Judith Collins said money was available for those that needed it and money was not the only the problem.

“It’s not that, it’s people who don’t look after their children, that’s the problem.

“And they can’t look after their children in many cases because they don’t know how to look after their children or even think they should look after their children.

“I see a poverty of ideas, a poverty of parental responsibility, a poverty of love, a poverty of caring.”

I don’t need to do any of National’s ceaseless polling to know what middle New Zealand thinks of that because it’s obvious. Middle New Zealand is going to agree with Collins.

I loathe smug, silver-spoon, born-to-rule National Party people as much as I despise the bleeding heart, champagne socialist brigade but Collins was on the button when she said lack of money wasn’t the real cause of crime.

Talk to any cop or social worker and you will hear that bad parenting is the main reason for delinquency and youth crime.

Sadly this is true.

Lots of people in New Zealand are hard-up.

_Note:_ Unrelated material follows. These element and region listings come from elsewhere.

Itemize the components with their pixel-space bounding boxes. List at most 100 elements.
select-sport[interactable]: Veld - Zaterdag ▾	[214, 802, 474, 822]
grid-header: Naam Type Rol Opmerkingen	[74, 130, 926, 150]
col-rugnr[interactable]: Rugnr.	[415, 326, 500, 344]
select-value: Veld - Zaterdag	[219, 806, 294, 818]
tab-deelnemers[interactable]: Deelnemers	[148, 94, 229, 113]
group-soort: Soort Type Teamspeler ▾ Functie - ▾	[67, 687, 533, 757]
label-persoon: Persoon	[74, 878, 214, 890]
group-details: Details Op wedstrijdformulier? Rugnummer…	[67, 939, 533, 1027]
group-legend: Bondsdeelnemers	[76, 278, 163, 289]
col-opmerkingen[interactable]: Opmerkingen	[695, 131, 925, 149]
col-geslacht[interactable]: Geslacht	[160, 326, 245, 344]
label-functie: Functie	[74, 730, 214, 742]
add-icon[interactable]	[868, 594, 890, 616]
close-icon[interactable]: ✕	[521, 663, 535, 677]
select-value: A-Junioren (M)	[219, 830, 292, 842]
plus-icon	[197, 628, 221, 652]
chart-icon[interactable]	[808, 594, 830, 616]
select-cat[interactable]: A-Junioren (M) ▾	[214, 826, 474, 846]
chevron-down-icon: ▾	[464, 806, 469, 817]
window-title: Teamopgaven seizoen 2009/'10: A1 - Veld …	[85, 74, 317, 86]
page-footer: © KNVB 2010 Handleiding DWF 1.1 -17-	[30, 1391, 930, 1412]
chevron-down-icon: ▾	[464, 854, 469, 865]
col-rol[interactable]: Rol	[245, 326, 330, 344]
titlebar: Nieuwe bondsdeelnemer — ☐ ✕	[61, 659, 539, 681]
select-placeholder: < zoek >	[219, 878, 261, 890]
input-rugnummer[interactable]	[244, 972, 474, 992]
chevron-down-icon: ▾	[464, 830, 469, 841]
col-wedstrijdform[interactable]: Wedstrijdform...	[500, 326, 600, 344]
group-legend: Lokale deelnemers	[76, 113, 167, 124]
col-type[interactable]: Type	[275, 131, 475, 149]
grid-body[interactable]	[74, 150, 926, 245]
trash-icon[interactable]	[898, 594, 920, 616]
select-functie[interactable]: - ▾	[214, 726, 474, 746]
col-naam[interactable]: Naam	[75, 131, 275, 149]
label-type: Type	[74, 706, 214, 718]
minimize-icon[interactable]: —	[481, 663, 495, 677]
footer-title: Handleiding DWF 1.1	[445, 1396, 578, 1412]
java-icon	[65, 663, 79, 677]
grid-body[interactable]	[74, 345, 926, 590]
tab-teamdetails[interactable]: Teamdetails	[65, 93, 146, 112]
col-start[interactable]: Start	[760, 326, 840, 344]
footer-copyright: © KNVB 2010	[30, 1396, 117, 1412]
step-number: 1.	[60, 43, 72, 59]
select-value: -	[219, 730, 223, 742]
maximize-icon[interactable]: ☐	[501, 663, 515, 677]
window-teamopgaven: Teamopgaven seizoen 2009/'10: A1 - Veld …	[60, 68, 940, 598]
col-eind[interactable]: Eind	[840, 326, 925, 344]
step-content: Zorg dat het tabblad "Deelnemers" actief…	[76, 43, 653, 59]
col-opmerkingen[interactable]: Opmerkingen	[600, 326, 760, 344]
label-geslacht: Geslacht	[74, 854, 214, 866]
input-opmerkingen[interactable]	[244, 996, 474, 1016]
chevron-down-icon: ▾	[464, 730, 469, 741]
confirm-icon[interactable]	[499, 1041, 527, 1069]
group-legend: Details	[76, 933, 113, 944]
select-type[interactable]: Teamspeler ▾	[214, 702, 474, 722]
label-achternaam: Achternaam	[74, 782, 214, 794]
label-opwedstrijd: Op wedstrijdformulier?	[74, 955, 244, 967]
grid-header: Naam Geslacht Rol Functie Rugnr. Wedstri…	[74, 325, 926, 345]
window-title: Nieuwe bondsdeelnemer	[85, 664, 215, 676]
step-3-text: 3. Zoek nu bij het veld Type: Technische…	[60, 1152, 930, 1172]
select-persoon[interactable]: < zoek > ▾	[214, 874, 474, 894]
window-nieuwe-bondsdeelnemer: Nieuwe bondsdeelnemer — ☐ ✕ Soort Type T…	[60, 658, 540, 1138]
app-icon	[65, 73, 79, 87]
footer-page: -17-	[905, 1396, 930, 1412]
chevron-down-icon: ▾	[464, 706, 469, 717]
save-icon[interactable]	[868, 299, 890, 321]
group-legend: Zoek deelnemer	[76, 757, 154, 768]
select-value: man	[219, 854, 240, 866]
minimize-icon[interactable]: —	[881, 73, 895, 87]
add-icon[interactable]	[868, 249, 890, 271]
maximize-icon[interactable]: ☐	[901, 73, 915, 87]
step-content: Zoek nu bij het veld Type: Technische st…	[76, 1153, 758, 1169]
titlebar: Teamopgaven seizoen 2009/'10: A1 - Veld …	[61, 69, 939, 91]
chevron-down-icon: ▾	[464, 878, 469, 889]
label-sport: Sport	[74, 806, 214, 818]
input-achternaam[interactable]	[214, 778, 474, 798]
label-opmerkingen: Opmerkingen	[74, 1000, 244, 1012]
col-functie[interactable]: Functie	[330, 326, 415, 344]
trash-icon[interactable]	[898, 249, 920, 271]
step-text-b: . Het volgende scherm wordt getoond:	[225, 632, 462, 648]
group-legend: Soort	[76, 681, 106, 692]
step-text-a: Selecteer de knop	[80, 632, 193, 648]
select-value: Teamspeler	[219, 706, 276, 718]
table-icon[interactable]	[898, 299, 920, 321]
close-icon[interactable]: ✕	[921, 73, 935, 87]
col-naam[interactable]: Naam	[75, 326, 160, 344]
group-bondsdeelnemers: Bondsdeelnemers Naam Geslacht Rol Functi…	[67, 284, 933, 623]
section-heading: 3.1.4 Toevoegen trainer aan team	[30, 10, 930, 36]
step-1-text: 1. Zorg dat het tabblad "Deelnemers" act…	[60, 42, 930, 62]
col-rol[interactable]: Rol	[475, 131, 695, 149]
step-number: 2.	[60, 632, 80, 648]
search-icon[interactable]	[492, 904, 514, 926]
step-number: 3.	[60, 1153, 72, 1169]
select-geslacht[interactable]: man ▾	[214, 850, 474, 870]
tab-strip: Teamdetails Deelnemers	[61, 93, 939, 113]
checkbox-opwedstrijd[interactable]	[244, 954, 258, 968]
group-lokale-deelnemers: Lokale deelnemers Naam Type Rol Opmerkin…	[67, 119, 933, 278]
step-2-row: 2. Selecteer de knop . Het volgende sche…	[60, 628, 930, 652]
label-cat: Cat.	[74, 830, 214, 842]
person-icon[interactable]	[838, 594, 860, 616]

They might be going from benefit day to benefit day or pay packet to pay packet, but that doesn’t mean their children go to school without a lunch and don’t get care and affection.

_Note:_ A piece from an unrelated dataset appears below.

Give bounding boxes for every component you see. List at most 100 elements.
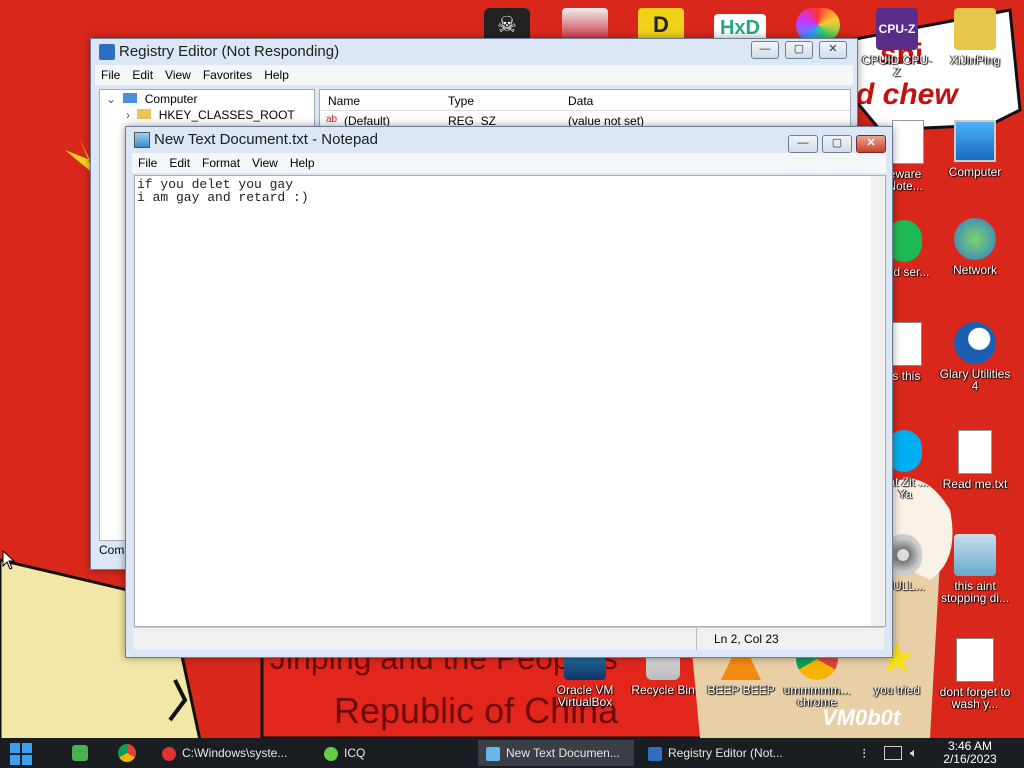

All the longitudinal studies show some people are predisposed to not getting along in their communities. In other words some are born awful but most achieve awfulness through their upbringing. Add a couple of ingredients like poor parenting, a chaotic household, moving around a lot and Mum having lots of boyfriends and you have the recipe for disaster.

That’s not to say lack of money has no influence on the already dysfunctional family. It will cause stress and stress causes some people to go off the rails.

But to attack Collins for stating the bleeding obvious is to absolve people of responsibility and divert attention from the real problem.

Of course there will be hard-up families with both parents working hard and not smoking or drinking and going to church on Sundays. There’s probably about two of them in the whole country. And don’t forget they get Working for Families benefits and accommodation supplements. Their children get free education, no-one is going to charge them for hospital visits and medical treatment if required and they might be eligible for other benefits as well.

They might be poor compared to a wealthy doctor living in Remuera in Auckland but on a world poverty scale they are in clover.

In the last year we spent $53 billion assisting poorer families with welfare, and providing free healthcare and education.